また、N95マスクは不織布マスクとは根本的に構造が違います。繊維が層のように複雑に重なっている構造になっているため、1つ1つの繊維の隙間よりも小さい粒子も防ぐ効果があります。
規格の認定上は0.3μmが基準となっていますが、実際にはウイルスサイズ(0.1μm以下)の物質を防ぐ効果も高いとされています。
そのためN95マスクはウイルスの空気感染をも防ぐ効果が期待できるといえます。

このようにN95マスクはウイルスや細菌(結核菌など)の感染防止用として高い効果があり、様々な感染症から医療従事者を守ります。
ただし、このようの効果が高いN95マスクですが、自分に合ったサイズや形のマスクを正しく装着しなければ、その性能を最大限に引き出すことはできません。
そのため、自分に合ったマスクを選定する「フィットテスト」、マスクが正しく装着出来ているかを確認する「ユーザーシールチェック」、これらが重要となります。

フィットテスト(マスクの選定)

フィットテストとはN95マスクのサイズや形が自分の顔の形に合っているか、正しく装着出来ているかを確認する作業のことです。この手順をきちんと行い、正しく装着することで様々な感染症を防ぐことが出来ます。

テスト方法は以下の通りです。

フィットテストの方法

マスクを正しく着用したうえでフードをかぶります。そのフード内に臭いのする物質(サッカリンなど)を噴霧します。N95マスクが正しくフィットしていれば、この臭いを感じることはありませんが、もし臭いを感じたとしたらマスクが顔にフィットしていない証拠です。その場合、サイズや形が違う別のN95マスクに変更し、再度テストを繰り返します。臭いがしないフィットするマスクが選択できればテスト完了です。

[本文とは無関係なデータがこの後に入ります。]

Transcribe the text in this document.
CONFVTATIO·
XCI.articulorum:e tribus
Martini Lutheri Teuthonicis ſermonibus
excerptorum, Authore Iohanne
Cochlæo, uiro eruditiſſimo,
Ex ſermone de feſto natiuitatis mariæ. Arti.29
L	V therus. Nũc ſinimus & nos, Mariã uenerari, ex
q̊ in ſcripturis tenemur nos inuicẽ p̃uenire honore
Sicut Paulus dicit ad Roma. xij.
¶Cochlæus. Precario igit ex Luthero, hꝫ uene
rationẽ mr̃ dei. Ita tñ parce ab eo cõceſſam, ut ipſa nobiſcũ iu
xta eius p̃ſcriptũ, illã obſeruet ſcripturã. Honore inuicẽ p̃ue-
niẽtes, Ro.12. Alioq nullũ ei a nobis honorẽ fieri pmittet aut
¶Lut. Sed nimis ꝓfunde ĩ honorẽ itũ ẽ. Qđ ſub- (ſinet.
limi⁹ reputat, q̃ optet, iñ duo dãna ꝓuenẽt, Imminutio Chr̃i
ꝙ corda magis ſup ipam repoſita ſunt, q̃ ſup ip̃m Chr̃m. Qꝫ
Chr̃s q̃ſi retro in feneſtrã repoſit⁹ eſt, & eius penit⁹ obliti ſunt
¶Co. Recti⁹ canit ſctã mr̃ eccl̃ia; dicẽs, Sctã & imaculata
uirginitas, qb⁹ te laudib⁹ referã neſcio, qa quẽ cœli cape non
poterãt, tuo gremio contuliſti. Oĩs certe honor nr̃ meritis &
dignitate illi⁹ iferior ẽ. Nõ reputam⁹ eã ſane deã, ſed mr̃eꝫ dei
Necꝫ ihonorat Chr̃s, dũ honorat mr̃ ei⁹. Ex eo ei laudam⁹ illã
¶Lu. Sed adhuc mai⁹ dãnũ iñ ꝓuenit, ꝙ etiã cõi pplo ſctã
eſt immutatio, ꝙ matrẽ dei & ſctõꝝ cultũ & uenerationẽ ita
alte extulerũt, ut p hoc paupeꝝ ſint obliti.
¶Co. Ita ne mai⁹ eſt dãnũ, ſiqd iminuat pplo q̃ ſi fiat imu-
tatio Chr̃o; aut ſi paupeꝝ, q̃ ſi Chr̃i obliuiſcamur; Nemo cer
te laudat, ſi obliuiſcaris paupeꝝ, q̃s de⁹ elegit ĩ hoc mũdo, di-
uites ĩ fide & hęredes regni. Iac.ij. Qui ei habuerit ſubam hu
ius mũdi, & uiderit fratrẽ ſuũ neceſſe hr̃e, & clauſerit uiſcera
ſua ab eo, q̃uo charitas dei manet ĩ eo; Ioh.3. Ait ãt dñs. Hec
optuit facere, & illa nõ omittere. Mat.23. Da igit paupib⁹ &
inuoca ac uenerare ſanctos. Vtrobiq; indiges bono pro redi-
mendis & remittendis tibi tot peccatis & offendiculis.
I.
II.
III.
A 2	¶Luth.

このような手間のかかる手順を経て、自分に合ったN95マスクを選定します。

ユーザーシールチェック(マスクのフィット確認)

ユーザーシールチェックとはマスク着用の度に、きちんとマスクがフィットしているかを確認する作業のことです。
上記フィットテストにて自分に合ったN95マスクを選び出せたとしても、それを装着する際に毎回、隙間なく装着しなければマスクの効果を最大限に発揮できませんので、このユーザーシールチェックも重要な作業となります。

ユーザーシールチェック

チェックの方法は簡単で、両手でマスクを覆い、息を吸ったり吐いたりし、空気の漏れをチェックします。漏れがあればマスクや固定バンドの位置を調整して漏れを感じなくなるまでこの作業を繰り返すという手順です。

やることは簡単ですが、装着のたびにこの作用を確実に行わなければマスクの効果を最大限に発揮出来ませんので、とても重要な作業と言えます。

N95マスクに関するまとめ

今回のまとめ

N95マスクは高い性能をもつマスクですが、顔に合ったサイズ・形のものを正しく装着しなければその効果を最大限に生かすことはできません。
「フィットテスト」、「ユーザーシールチェック」を正しく行い、自分に合ったものを正しく装着することで感染症予防が可能となります。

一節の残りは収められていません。